The amplifier circuitry in the receiver is distorting the sound. I am very familiar with that music, and it is very demanding to reproduce without distortion. Setting the treble to +6DB is a sure way to make the problem much worse. Turn it down to 0.
Your speakers might be part of the problem too, but only in the sense that your current receiver cannot drive them properly. They need more peak current than your receiver can deliver, and you are experiencing distortion as a result when the amplifier runs out of current and goes belly-up for an instant. The E80 speakers can sound very good with the right receiver.
Getting a receiver that has a better power supply and amplifiers will get rid of 90% of the problem IMO. My experience has been that Yamaha's receivers have some of the worst-sounding amplifiers you can buy. You seem to be experiencing that.
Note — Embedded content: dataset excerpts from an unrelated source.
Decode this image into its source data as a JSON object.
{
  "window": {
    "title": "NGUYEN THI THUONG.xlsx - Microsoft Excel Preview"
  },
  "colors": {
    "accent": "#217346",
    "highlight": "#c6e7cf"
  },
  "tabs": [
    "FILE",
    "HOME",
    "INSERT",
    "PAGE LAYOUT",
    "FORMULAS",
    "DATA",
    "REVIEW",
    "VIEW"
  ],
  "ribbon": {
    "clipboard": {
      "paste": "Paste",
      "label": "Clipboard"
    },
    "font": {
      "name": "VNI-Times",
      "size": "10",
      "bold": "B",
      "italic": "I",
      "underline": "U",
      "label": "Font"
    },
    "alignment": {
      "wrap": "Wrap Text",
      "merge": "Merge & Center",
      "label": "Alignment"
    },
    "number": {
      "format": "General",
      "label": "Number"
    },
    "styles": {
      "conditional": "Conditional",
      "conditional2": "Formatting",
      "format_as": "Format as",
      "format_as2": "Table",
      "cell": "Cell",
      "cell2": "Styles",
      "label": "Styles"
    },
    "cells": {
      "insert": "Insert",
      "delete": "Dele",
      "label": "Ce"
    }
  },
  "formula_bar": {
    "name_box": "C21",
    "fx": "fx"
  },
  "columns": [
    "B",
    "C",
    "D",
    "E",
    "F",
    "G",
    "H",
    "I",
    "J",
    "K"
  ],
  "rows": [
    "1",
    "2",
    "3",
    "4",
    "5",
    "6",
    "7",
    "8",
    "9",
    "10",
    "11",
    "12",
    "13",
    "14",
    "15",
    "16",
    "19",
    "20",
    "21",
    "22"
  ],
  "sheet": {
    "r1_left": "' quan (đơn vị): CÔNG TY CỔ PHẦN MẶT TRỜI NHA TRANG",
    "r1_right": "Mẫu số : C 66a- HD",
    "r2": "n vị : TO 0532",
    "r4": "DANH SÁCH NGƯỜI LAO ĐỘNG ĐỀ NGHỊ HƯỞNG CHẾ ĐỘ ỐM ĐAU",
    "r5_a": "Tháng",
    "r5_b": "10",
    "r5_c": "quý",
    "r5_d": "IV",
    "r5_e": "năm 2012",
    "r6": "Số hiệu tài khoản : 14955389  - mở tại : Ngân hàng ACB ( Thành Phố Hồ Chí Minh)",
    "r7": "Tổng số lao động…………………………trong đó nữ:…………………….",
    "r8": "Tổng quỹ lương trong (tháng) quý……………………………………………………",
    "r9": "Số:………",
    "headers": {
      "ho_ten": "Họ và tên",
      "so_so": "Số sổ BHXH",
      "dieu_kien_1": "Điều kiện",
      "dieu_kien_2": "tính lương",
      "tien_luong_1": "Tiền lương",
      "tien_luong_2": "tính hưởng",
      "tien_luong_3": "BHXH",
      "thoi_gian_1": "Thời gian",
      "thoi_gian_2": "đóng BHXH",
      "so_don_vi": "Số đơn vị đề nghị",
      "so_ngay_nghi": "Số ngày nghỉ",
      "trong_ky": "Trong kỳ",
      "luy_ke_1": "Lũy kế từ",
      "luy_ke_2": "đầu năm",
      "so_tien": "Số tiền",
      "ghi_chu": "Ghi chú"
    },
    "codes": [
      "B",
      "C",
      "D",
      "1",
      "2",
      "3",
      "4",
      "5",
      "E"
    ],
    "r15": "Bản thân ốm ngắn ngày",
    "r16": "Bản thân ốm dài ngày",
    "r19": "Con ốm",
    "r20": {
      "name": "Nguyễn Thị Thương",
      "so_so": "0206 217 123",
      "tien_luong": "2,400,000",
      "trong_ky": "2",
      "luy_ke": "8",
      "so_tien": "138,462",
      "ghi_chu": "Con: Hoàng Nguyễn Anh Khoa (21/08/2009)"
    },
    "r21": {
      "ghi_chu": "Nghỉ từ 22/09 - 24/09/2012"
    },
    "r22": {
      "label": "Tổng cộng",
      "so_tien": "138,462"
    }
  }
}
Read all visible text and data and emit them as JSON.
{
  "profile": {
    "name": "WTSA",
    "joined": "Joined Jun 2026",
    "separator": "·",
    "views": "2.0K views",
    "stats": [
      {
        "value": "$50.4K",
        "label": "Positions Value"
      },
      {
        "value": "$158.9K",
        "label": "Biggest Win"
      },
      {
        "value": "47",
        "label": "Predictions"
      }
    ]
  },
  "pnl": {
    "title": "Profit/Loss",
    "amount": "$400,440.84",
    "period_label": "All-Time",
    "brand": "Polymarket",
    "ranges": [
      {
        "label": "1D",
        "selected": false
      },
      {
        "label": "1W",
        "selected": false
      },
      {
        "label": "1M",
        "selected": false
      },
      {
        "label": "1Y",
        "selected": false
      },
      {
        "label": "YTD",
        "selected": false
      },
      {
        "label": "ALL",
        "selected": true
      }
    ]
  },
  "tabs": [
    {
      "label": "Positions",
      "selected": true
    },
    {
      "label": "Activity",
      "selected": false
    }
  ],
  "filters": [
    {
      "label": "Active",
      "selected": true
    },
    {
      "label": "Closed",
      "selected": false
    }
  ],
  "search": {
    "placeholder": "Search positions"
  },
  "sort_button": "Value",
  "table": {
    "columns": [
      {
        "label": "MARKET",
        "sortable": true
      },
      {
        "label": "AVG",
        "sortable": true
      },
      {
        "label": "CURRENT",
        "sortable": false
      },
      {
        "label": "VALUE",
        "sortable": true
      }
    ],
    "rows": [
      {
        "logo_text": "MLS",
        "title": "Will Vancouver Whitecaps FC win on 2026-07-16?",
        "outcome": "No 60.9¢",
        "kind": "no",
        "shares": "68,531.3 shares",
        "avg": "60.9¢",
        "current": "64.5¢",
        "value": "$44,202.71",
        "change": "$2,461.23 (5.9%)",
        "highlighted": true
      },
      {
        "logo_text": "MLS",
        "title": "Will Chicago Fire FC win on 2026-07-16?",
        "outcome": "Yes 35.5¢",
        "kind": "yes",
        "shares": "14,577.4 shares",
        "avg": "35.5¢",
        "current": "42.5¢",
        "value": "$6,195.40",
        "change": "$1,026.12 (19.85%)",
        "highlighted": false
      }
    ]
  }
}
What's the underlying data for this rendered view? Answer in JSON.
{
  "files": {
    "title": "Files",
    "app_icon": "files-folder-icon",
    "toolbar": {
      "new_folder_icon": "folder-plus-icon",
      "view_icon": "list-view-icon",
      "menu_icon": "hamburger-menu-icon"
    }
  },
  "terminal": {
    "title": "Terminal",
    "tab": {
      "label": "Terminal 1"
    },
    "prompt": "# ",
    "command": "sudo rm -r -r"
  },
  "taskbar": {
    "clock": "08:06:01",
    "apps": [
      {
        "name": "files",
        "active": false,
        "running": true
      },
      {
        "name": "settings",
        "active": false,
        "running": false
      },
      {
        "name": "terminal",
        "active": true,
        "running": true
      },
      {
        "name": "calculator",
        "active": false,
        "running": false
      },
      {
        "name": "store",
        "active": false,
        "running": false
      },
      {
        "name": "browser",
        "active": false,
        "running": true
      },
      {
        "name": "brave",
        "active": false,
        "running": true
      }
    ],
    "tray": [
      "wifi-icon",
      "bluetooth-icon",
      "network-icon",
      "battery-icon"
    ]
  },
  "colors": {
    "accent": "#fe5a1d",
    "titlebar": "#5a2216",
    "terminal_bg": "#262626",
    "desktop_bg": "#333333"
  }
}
Yamaha's power ratings, by the way, are deceptive and ridiculous; ignore them.
I recommend the Harman-Kardon 1650, which IMO is probably the best-sounding one you can get for under $500. It will drive your speakers well.
It will be a huge improvement over what you have IMO.
Edited by commsysman - 4/25/13 at 8:21am
Originally Posted by Marlon98
Hello, I have experienced an issue where I will be listening to a song which many dynamics, lets say "Bohemian Rhapsody". When the lead guitar kicks in with its high notes, I hear a muted high pitch noise such as a screech as If either the speaker or the receiver isn't able to produce that sound. WHich maight be the cause? Also, at parts, the music sounds to mixed together and the instruments have no headroom. I am running a very cheap setup. JBL E80's. Yamaha RX V2090 , with the Treble set to 6+ dB. Might be the cause. The volume I'm playing it isn't loud also, it is about 50 - 60 dB. I'm feeding my receiver with an Asus Xonar Essence STX from my computer using FLAC files.